The main point that Ed made is that situations like Lowe's, Aki's, JGP's, aren't going to happen in future. That's a bit of a "NZ" only problem, because those players need to reach such a high standard to be chosen by the All Blacks, were as a country like Ireland wants them a lot earlier like that. This is basically the 'ready in 3 years' concept Ireland relied on, versus the '5 years and they've left' concept' were that player is now ready to be chosen by the All Blacks (given a contract to play Super, ala SBW, and hopefully Manu).


The 'mercenary' thing that will take longer to expire, and which I was referring to, is the grandparents rule. The new kids coming through now aren't going to have as many gp born overseas, so the amount of players that can leave with a prospect of International rugby offer are going to drop dramatically at some point. All these kiwi fellas playing for a PI, is going to stop sadly.
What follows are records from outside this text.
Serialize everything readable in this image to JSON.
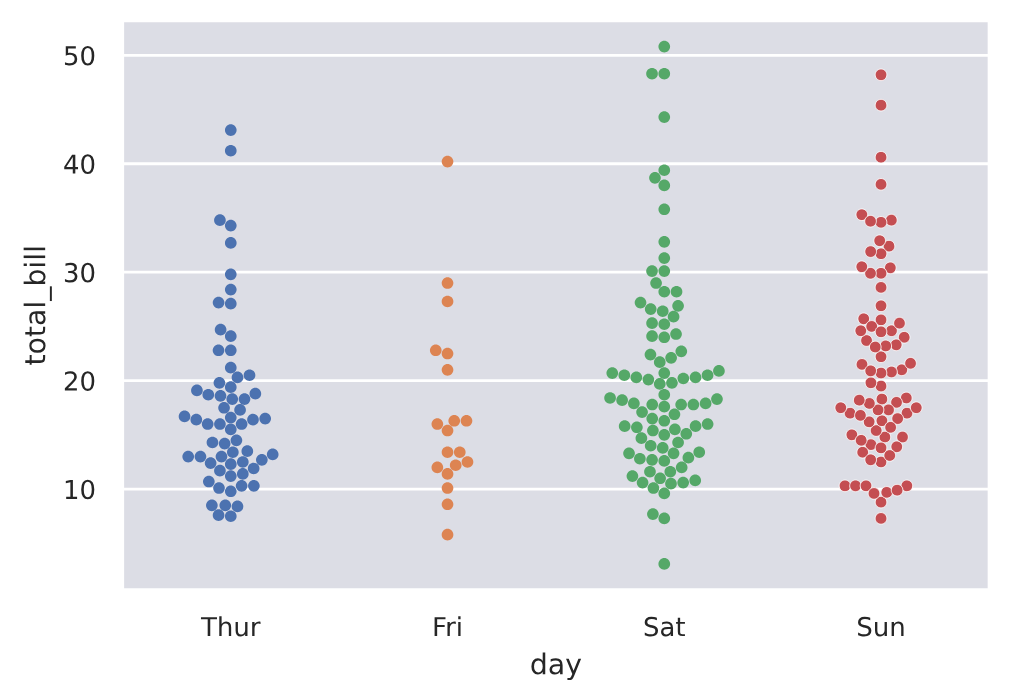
{
  "chart_data": {
    "type": "scatter",
    "xlabel": "day",
    "ylabel": "total_bill",
    "categories": [
      "Thur",
      "Fri",
      "Sat",
      "Sun"
    ],
    "ylim": [
      0.7,
      53.2
    ],
    "yticks": [
      10,
      20,
      30,
      40,
      50
    ],
    "grid": "y",
    "marker": "circle",
    "legend": false,
    "series": [
      {
        "color": "#4c72b0",
        "x": [
          "Thur",
          "Thur",
          "Thur",
          "Thur",
          "Thur",
          "Thur",
          "Thur",
          "Thur",
          "Thur",
          "Thur",
          "Thur",
          "Thur",
          "Thur",
          "Thur",
          "Thur",
          "Thur",
          "Thur",
          "Thur",
          "Thur",
          "Thur",
          "Thur",
          "Thur",
          "Thur",
          "Thur",
          "Thur",
          "Thur",
          "Thur",
          "Thur",
          "Thur",
          "Thur",
          "Thur",
          "Thur",
          "Thur",
          "Thur",
          "Thur",
          "Thur",
          "Thur",
          "Thur",
          "Thur",
          "Thur",
          "Thur",
          "Thur",
          "Thur",
          "Thur",
          "Thur",
          "Thur",
          "Thur",
          "Thur",
          "Thur",
          "Thur",
          "Thur",
          "Thur",
          "Thur",
          "Thur",
          "Thur",
          "Thur",
          "Thur",
          "Thur",
          "Thur",
          "Thur",
          "Thur",
          "Thur"
        ],
        "values": [
          27.2,
          22.8,
          17.3,
          19.4,
          16.7,
          10.1,
          32.7,
          16.0,
          34.8,
          13.0,
          18.3,
          24.7,
          21.2,
          10.7,
          12.4,
          24.1,
          11.7,
          13.4,
          14.3,
          16.0,
          12.5,
          29.8,
          8.5,
          14.5,
          11.4,
          22.8,
          19.1,
          20.3,
          11.2,
          12.3,
          18.3,
          8.5,
          10.3,
          14.2,
          16.0,
          13.2,
          17.5,
          34.3,
          41.2,
          27.1,
          16.4,
          8.4,
          18.6,
          11.9,
          9.8,
          7.5,
          19.8,
          28.4,
          15.5,
          16.6,
          7.6,
          10.3,
          43.1,
          13.0,
          13.5,
          18.7,
          12.7,
          13.0,
          16.4,
          20.5,
          16.5,
          18.8
        ]
      },
      {
        "color": "#dd8452",
        "x": [
          "Fri",
          "Fri",
          "Fri",
          "Fri",
          "Fri",
          "Fri",
          "Fri",
          "Fri",
          "Fri",
          "Fri",
          "Fri",
          "Fri",
          "Fri",
          "Fri",
          "Fri",
          "Fri",
          "Fri",
          "Fri",
          "Fri"
        ],
        "values": [
          29.0,
          22.5,
          5.8,
          16.3,
          22.8,
          40.2,
          27.3,
          12.0,
          21.0,
          12.5,
          11.4,
          15.4,
          12.2,
          13.4,
          8.6,
          16.0,
          13.4,
          16.3,
          10.1
        ]
      },
      {
        "color": "#55a868",
        "x": [
          "Sat",
          "Sat",
          "Sat",
          "Sat",
          "Sat",
          "Sat",
          "Sat",
          "Sat",
          "Sat",
          "Sat",
          "Sat",
          "Sat",
          "Sat",
          "Sat",
          "Sat",
          "Sat",
          "Sat",
          "Sat",
          "Sat",
          "Sat",
          "Sat",
          "Sat",
          "Sat",
          "Sat",
          "Sat",
          "Sat",
          "Sat",
          "Sat",
          "Sat",
          "Sat",
          "Sat",
          "Sat",
          "Sat",
          "Sat",
          "Sat",
          "Sat",
          "Sat",
          "Sat",
          "Sat",
          "Sat",
          "Sat",
          "Sat",
          "Sat",
          "Sat",
          "Sat",
          "Sat",
          "Sat",
          "Sat",
          "Sat",
          "Sat",
          "Sat",
          "Sat",
          "Sat",
          "Sat",
          "Sat",
          "Sat",
          "Sat",
          "Sat",
          "Sat",
          "Sat",
          "Sat",
          "Sat",
          "Sat",
          "Sat",
          "Sat",
          "Sat",
          "Sat",
          "Sat",
          "Sat",
          "Sat",
          "Sat",
          "Sat",
          "Sat",
          "Sat",
          "Sat",
          "Sat",
          "Sat",
          "Sat",
          "Sat",
          "Sat",
          "Sat",
          "Sat",
          "Sat",
          "Sat",
          "Sat",
          "Sat",
          "Sat"
        ],
        "values": [
          20.7,
          17.9,
          20.3,
          15.8,
          39.4,
          19.8,
          17.8,
          13.4,
          12.7,
          21.7,
          19.7,
          9.6,
          18.4,
          15.1,
          20.7,
          17.8,
          24.1,
          16.3,
          16.9,
          18.7,
          31.3,
          16.0,
          38.0,
          26.4,
          11.2,
          48.3,
          20.3,
          13.8,
          11.0,
          18.3,
          17.6,
          20.1,
          16.5,
          3.1,
          20.2,
          15.0,
          12.0,
          17.1,
          26.9,
          25.3,
          14.7,
          10.5,
          17.9,
          44.3,
          22.4,
          20.9,
          15.4,
          20.5,
          25.2,
          18.2,
          14.3,
          14.0,
          7.3,
          10.6,
          10.6,
          50.8,
          15.8,
          26.6,
          38.7,
          24.3,
          12.8,
          30.1,
          25.9,
          48.3,
          13.3,
          28.2,
          12.9,
          28.2,
          11.6,
          7.7,
          30.1,
          20.5,
          13.3,
          22.1,
          24.0,
          15.7,
          11.6,
          10.8,
          15.5,
          10.1,
          12.6,
          32.8,
          35.8,
          29.0,
          27.2,
          22.7,
          17.8
        ]
      },
      {
        "color": "#c44e52",
        "x": [
          "Sun",
          "Sun",
          "Sun",
          "Sun",
          "Sun",
          "Sun",
          "Sun",
          "Sun",
          "Sun",
          "Sun",
          "Sun",
          "Sun",
          "Sun",
          "Sun",
          "Sun",
          "Sun",
          "Sun",
          "Sun",
          "Sun",
          "Sun",
          "Sun",
          "Sun",
          "Sun",
          "Sun",
          "Sun",
          "Sun",
          "Sun",
          "Sun",
          "Sun",
          "Sun",
          "Sun",
          "Sun",
          "Sun",
          "Sun",
          "Sun",
          "Sun",
          "Sun",
          "Sun",
          "Sun",
          "Sun",
          "Sun",
          "Sun",
          "Sun",
          "Sun",
          "Sun",
          "Sun",
          "Sun",
          "Sun",
          "Sun",
          "Sun",
          "Sun",
          "Sun",
          "Sun",
          "Sun",
          "Sun",
          "Sun",
          "Sun",
          "Sun",
          "Sun",
          "Sun",
          "Sun",
          "Sun",
          "Sun",
          "Sun",
          "Sun",
          "Sun",
          "Sun",
          "Sun",
          "Sun",
          "Sun",
          "Sun",
          "Sun",
          "Sun",
          "Sun",
          "Sun",
          "Sun"
        ],
        "values": [
          17.0,
          10.3,
          21.0,
          23.7,
          24.6,
          25.3,
          8.8,
          26.9,
          15.0,
          14.8,
          10.3,
          35.3,
          15.4,
          18.4,
          14.8,
          21.6,
          10.3,
          16.3,
          17.0,
          17.5,
          13.9,
          9.7,
          30.4,
          18.3,
          22.2,
          32.4,
          28.6,
          18.0,
          12.5,
          10.3,
          34.8,
          9.9,
          25.6,
          19.5,
          38.1,
          24.0,
          25.7,
          17.3,
          29.9,
          14.1,
          13.1,
          17.3,
          24.6,
          19.8,
          29.9,
          48.2,
          25.0,
          13.4,
          16.5,
          21.5,
          12.7,
          16.2,
          13.8,
          17.5,
          24.5,
          20.8,
          31.7,
          7.3,
          31.9,
          16.8,
          32.9,
          17.9,
          14.5,
          9.6,
          34.6,
          34.7,
          23.3,
          45.4,
          23.2,
          40.6,
          20.7,
          20.9,
          30.5,
          18.2,
          23.1,
          15.7
        ]
      }
    ]
  }
}
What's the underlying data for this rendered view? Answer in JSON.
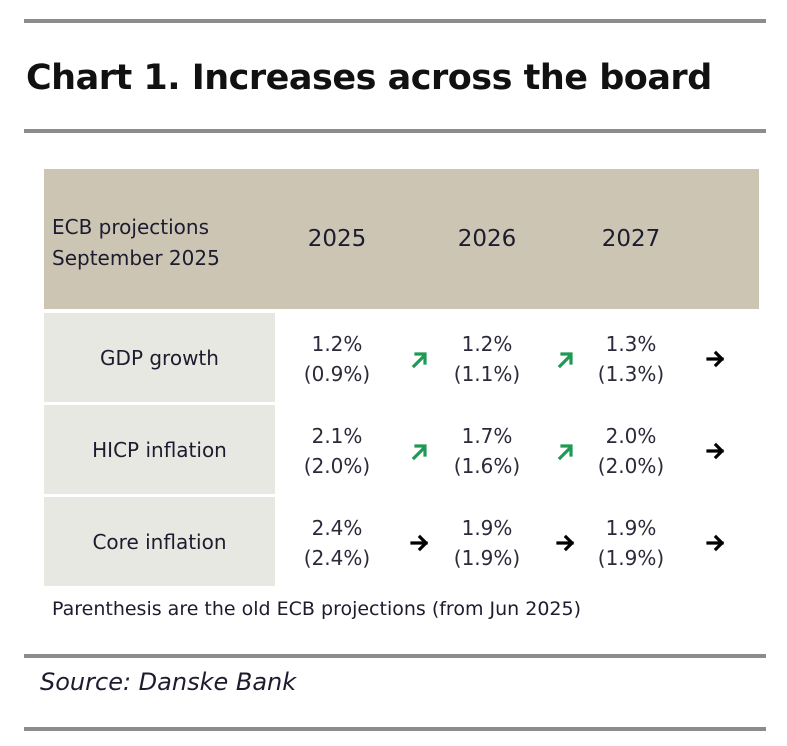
{
  "title": "Chart 1. Increases across the board",
  "chart_data": {
    "type": "table",
    "title": "Chart 1. Increases across the board",
    "header_label_lines": [
      "ECB projections",
      "September 2025"
    ],
    "columns": [
      "2025",
      "2026",
      "2027"
    ],
    "rows": [
      {
        "label": "GDP growth",
        "new": [
          "1.2%",
          "1.2%",
          "1.3%"
        ],
        "old": [
          "(0.9%)",
          "(1.1%)",
          "(1.3%)"
        ],
        "trend": [
          "up",
          "up",
          "flat"
        ]
      },
      {
        "label": "HICP inflation",
        "new": [
          "2.1%",
          "1.7%",
          "2.0%"
        ],
        "old": [
          "(2.0%)",
          "(1.6%)",
          "(2.0%)"
        ],
        "trend": [
          "up",
          "up",
          "flat"
        ]
      },
      {
        "label": "Core inflation",
        "new": [
          "2.4%",
          "1.9%",
          "1.9%"
        ],
        "old": [
          "(2.4%)",
          "(1.9%)",
          "(1.9%)"
        ],
        "trend": [
          "flat",
          "flat",
          "flat"
        ]
      }
    ],
    "note": "Parenthesis are the old ECB projections (from Jun 2025)",
    "source": "Source: Danske Bank"
  },
  "colors": {
    "up_arrow": "#1f9a55",
    "flat_arrow": "#000000",
    "header_bg": "#cdc5b4",
    "label_bg": "#e8e8e3",
    "rule": "#8c8c8c"
  }
}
The new era problem that will replace those old concerns is now French and Japanese clubs (doing the same as NRL teams have done for decades by) picking kids out of school. The problem here is not so much a national identity one, than it is a farm system where 9 in 10 players are left with nothing. A stunted education and no support in a foreign country (well they'll get kicked out of those countries were they don't in Australia).


It's the same sort of situation were NZ would be the big guy, but there weren't many downsides with it. The only one I can think was brought up but a poster on this site, I can't recall who it was, but he seemed to know a lot of kids coming from the Islands weren't really given the capability to fly back home during school xms holidays etc. That is probably something that should be fixed by the union. Otherwise getting someone like Fakatava over here for his last year of school definitely results in NZ being able to pick the cherries off the top but it also allows that player to develop and be able to represent Tonga and under age and possibly even later in his career. Where as a kid being taken from NZ is arguably going to be worse off in every respect other than perhaps money. Not going to develop as a person, not going to develop as a player as much, so I have a lotof sympathy for NZs case that I don't include them in that group but I certainly see where you're coming from and it encourages other countries to think they can do the same while not realising they're making a much worse experience/situation.